3) The coast guard is not a side character

Warships are unambiguous. Coast guard ships are not. That ambiguity is the tool. Parallel navigation, standoffs, and “law enforcement” postures can create confrontation without the clear optics of naval combat. It is a classic grey-zone move: pressure without the clean threshold of war.

4) Escalation risk is not an accident—it is leverage

The more often live-fire and close-in manoeuvres happen, the greater the chance of miscalculation. But that risk also becomes leverage. If Taiwan and its partners begin to treat recurring drills as “normal”, Beijing wins room to push a little further next time—closer zones, longer durations, tighter corridors.

What Most Coverage Misses

The headline is 'Rockets'. The deeper story is logistics.

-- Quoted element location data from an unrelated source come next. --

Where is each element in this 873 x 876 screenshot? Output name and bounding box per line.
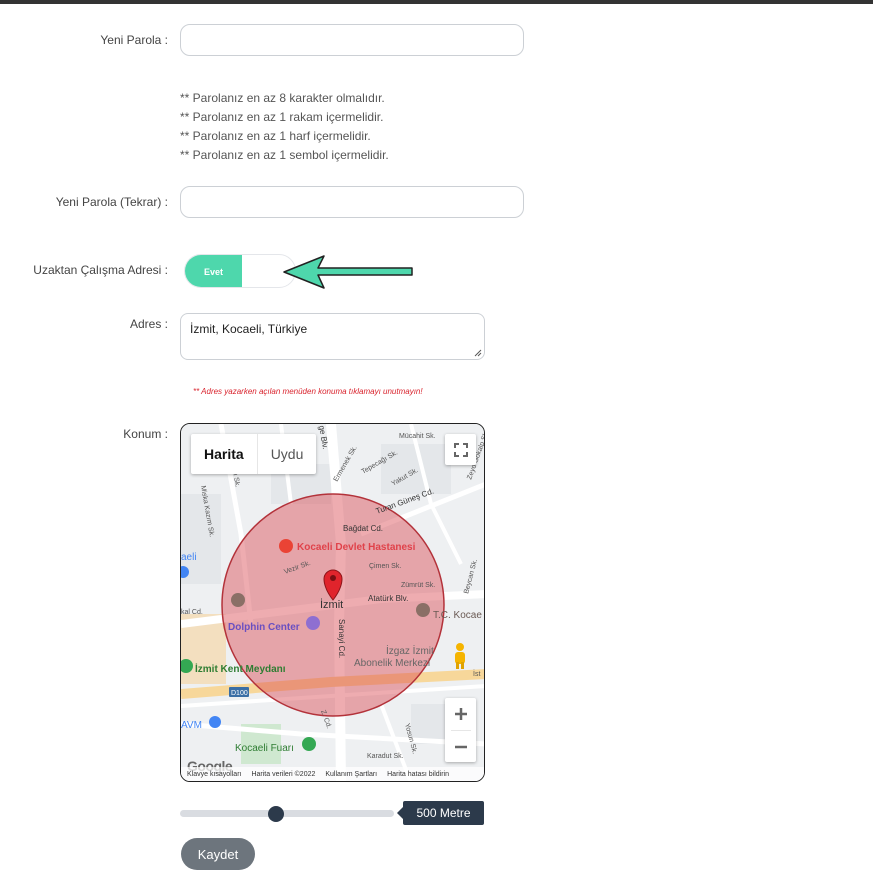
map-label-kal: kal Cd.	[181, 609, 203, 616]
map-label-d100: D100	[231, 690, 248, 697]
government-pin-icon[interactable]	[416, 603, 430, 617]
resize-grip-icon[interactable]	[474, 349, 482, 357]
radius-slider-value: 500 Metre	[397, 801, 484, 825]
map-label-fuari: Kocaeli Fuarı	[235, 743, 294, 754]
hospital-pin-icon[interactable]	[279, 539, 293, 553]
hint-line: ** Parolanız en az 1 harf içermelidir.	[180, 129, 371, 143]
location-label: Konum :	[123, 427, 168, 441]
remote-address-toggle[interactable]: Evet	[184, 254, 296, 288]
map-label-dolphin: Dolphin Center	[228, 622, 300, 633]
school-pin-icon[interactable]	[231, 593, 245, 607]
address-label: Adres :	[129, 317, 168, 331]
avm-pin-icon[interactable]	[209, 716, 221, 728]
keyboard-shortcuts-link[interactable]: Klavye kısayolları	[187, 771, 241, 778]
new-password-input[interactable]	[180, 24, 524, 56]
map-label-izgaz-2: Abonelik Merkezi	[354, 658, 430, 669]
map-label-aeli: aeli	[181, 552, 197, 563]
terms-link[interactable]: Kullanım Şartları	[325, 771, 377, 778]
hint-line: ** Parolanız en az 1 sembol içermelidir.	[180, 148, 389, 162]
map-label-zumrut: Zümrüt Sk.	[401, 582, 435, 589]
minus-icon	[454, 745, 467, 748]
map-label-hospital: Kocaeli Devlet Hastanesi	[297, 542, 416, 553]
zoom-control	[445, 698, 476, 762]
map-type-control: Harita Uydu	[191, 434, 317, 474]
annotation-arrow-icon	[283, 255, 413, 289]
plus-icon	[454, 708, 467, 720]
map-label-karadut: Karadut Sk.	[367, 753, 404, 760]
map-canvas[interactable]: Kocaeli Devlet Hastanesi İzmit Dolphin C…	[181, 424, 485, 782]
map-label-avm: AVM	[181, 720, 202, 731]
remote-address-label: Uzaktan Çalışma Adresi :	[33, 263, 168, 277]
map-label-ataturk: Atatürk Blv.	[368, 594, 408, 603]
map-data-text: Harita verileri ©2022	[251, 770, 316, 778]
map-label-city: İzmit	[320, 598, 343, 611]
hint-line: ** Parolanız en az 1 rakam içermelidir.	[180, 110, 384, 124]
map-type-uydu[interactable]: Uydu	[256, 434, 317, 474]
new-password-repeat-label: Yeni Parola (Tekrar) :	[55, 195, 168, 209]
map-label-izgaz-1: İzgaz İzmit	[386, 644, 434, 657]
zoom-in-button[interactable]	[454, 698, 468, 730]
zoom-out-button[interactable]	[454, 731, 468, 762]
report-error-link[interactable]: Harita hatası bildirin	[387, 771, 449, 778]
address-value: İzmit, Kocaeli, Türkiye	[190, 322, 308, 336]
hint-line: ** Parolanız en az 8 karakter olmalıdır.	[180, 91, 385, 105]
map-label-bagdat: Bağdat Cd.	[343, 524, 383, 533]
top-bar	[0, 0, 873, 4]
password-hints: ** Parolanız en az 8 karakter olmalıdır.…	[180, 89, 389, 165]
map-label-cimen: Çimen Sk.	[369, 563, 401, 570]
new-password-label: Yeni Parola :	[100, 33, 168, 47]
map-footer: Klavye kısayolları Harita verileri ©2022…	[181, 767, 484, 781]
fullscreen-button[interactable]	[445, 434, 476, 465]
radius-slider-track[interactable]	[180, 810, 394, 817]
map-label-sanayi: Sanayi Cd.	[337, 619, 346, 658]
radius-slider-thumb[interactable]	[268, 806, 285, 822]
shopping-pin-icon[interactable]	[306, 616, 320, 630]
map-label-tc: T.C. Kocae	[433, 610, 482, 621]
map-label-ist: İst	[473, 669, 480, 678]
address-warning: ** Adres yazarken açılan menüden konuma …	[193, 387, 423, 396]
map-label-kent: İzmit Kent Meydanı	[195, 662, 286, 675]
map-type-harita[interactable]: Harita	[191, 434, 257, 474]
toggle-on-label: Evet	[185, 255, 242, 287]
save-button[interactable]: Kaydet	[181, 838, 255, 870]
location-map[interactable]: Kocaeli Devlet Hastanesi İzmit Dolphin C…	[180, 423, 485, 782]
new-password-repeat-input[interactable]	[180, 186, 524, 218]
map-label-mucahit: Mücahit Sk.	[399, 433, 436, 440]
fullscreen-icon	[453, 442, 468, 457]
address-textarea[interactable]: İzmit, Kocaeli, Türkiye	[180, 313, 485, 360]
fair-pin-icon[interactable]	[302, 737, 316, 751]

A blockade is not only a military act. It is a commercial event. The quiet power is in the knock-on effects: shipping schedules slipping, premiums rising, airlines reducing capacity, firms delaying orders, and markets pricing in uncertainty. If Beijing can make “Taiwan risk” feel routine, it can tax Taiwan’s economy and confidence without firing a shot at the island itself.

The real tell will be how China manages the corridors it leaves open. Total closure provokes unity. Selective opening divides decision-makers: some argue for defiance, others for accommodation to keep trade moving.

Why This Matters: China’s “Justice Mission 2025” drills

For Taiwan, the threat is not only invasion. It is strangulation: a sustained squeeze that forces political and economic concessions.

For the region, the stakes are precedent. If a blockade-style rehearsal becomes a repeated tool that pays off, it becomes a model others may copy elsewhere.

For the world, it is about the routes. Taiwan sits near critical maritime and aviation lanes. Disruption here does not stay local.

Real-World Impact

A flight operations manager watches routes compress into narrow corridors and starts cancelling marginal services to avoid risk and cost.

A shipping broker sees uncertainty creep into bookings: not because ships cannot sail, but because clients cannot trust arrival dates.

A family on an offshore island finds travel suddenly blocked, not by a battle, but by “temporary” restrictions that feel like a switch being tested.

A procurement lead in Europe delays a high-value electronics order because the delivery window now carries a political risk premium.

The Road Ahead

China’s near-term objective looks straightforward: prove it can box Taiwan in quickly, and do it in a way that complicates outside support.

The decisive question is whether this becomes a repeat cycle: drill, disrupt, normalise—then return with slightly sharper edges.

Concrete signals to watch next include:

  • whether China fires missiles over Taiwan (not just into surrounding waters),

  • whether live-fire zones expand or persist beyond the announced window,

  • whether port-access scenarios and coast guard enforcement become more aggressive,

  • and whether commercial disruption (routes, cancellations, insurance) becomes the primary pressure mechanism rather than military spectacle.